Twitter Reportedly Banning Cryptocurrency Ads In Coming Weeks

Twitter is reportedly planning to be the next major media platform to ban certain cryptocurrency products and project advertising. The policy, according to Sky News, will be implemented in two weeks and would ban advertisements for initial coin offerings (ICOs), token sales, and cryptocurrency wallets across the globe.

The move by Twitter comes after numerous reports of a looming global regulatory crackdown on the cryptocurrency industry.

Twitter is following similar policies as other major tech companies like Google and Facebook. In late January, Facebook banned all ads for ICOs and cryptocurrencies including Bitcoin in an effort to combat against deceptive advertising in the market.

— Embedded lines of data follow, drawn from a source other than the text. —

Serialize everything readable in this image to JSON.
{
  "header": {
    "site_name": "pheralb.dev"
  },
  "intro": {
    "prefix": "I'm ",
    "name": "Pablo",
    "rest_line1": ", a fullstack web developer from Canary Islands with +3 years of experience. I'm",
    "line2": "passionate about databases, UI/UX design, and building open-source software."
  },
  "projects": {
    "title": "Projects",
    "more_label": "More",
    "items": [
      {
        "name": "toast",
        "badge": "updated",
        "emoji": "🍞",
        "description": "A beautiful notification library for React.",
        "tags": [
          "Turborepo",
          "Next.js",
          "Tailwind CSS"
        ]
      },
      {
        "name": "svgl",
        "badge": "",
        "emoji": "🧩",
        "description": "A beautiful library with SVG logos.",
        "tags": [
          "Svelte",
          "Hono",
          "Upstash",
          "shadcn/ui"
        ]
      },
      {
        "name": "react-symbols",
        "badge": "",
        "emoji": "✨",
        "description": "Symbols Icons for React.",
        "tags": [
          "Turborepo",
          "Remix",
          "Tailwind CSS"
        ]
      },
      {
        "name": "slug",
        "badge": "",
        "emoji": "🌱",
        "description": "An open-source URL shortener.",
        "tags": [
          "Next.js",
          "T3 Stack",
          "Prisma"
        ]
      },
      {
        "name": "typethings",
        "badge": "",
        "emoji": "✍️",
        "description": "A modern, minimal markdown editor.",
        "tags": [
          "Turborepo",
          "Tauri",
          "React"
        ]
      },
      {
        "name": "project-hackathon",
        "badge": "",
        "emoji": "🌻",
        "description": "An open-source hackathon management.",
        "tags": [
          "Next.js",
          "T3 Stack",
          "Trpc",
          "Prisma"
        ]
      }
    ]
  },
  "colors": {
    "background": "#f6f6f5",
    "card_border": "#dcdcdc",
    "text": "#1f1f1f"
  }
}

Google followed Facebook’s move last week, announcing they will be cracking down on cryptocurrency related advertising come June.

The spirit of the planned bans by Facebook, Google, and now Twitter all appear to focus on concerns regarding ICO scams and the speculative nature of their advertising. This reported coming ban from Twitter would make three major online advertising companies banning cryptocurrency advertising, with Google and Facebook being top online marketing platforms.

Sky News also reported that Twitter is considering the possibility of banning advertisements for cryptocurrency exchanges, with some limited exceptions.

Earlier this month, cryptocurrency watcher Emin Gün Sirer took to Twitter with concerns about the prevalence of cryptocurrency scams on their platform. Fortune reported Twitter CEO Jack Dorsey responded by saying the platform is “on it.”

However, Sirer’s tweet was directed more toward the bot accounts filling the comment sections of major cryptocurrency industry leaders, rather than the paid advertising that has been banned on Facebook and Google.

The move by these major advertising platforms isn’t surprising. US financial regulators such as the CFTC and SEC have indicated their intentions of cracking down on these cryptocurrency offerings, partially because they see them as investment offerings. In addition, the 2017 surge of interest in blockchain technology and the creation of cryptocurrencies has shown that some of these new crypto offerings are scams.

Fortune reported that “Nearly half of 2017’s ICOs – sales in many ways similar to initial stock sales in startups – collapsed within months, with many supposed founders simply disappearing with the money they raised.”

These new social media advertising restrictions might be able to slow scammers down because of the impact these platforms have in promoting these projects. However, the full effects of these restrictions on the cryptocurrency market remain to be seen.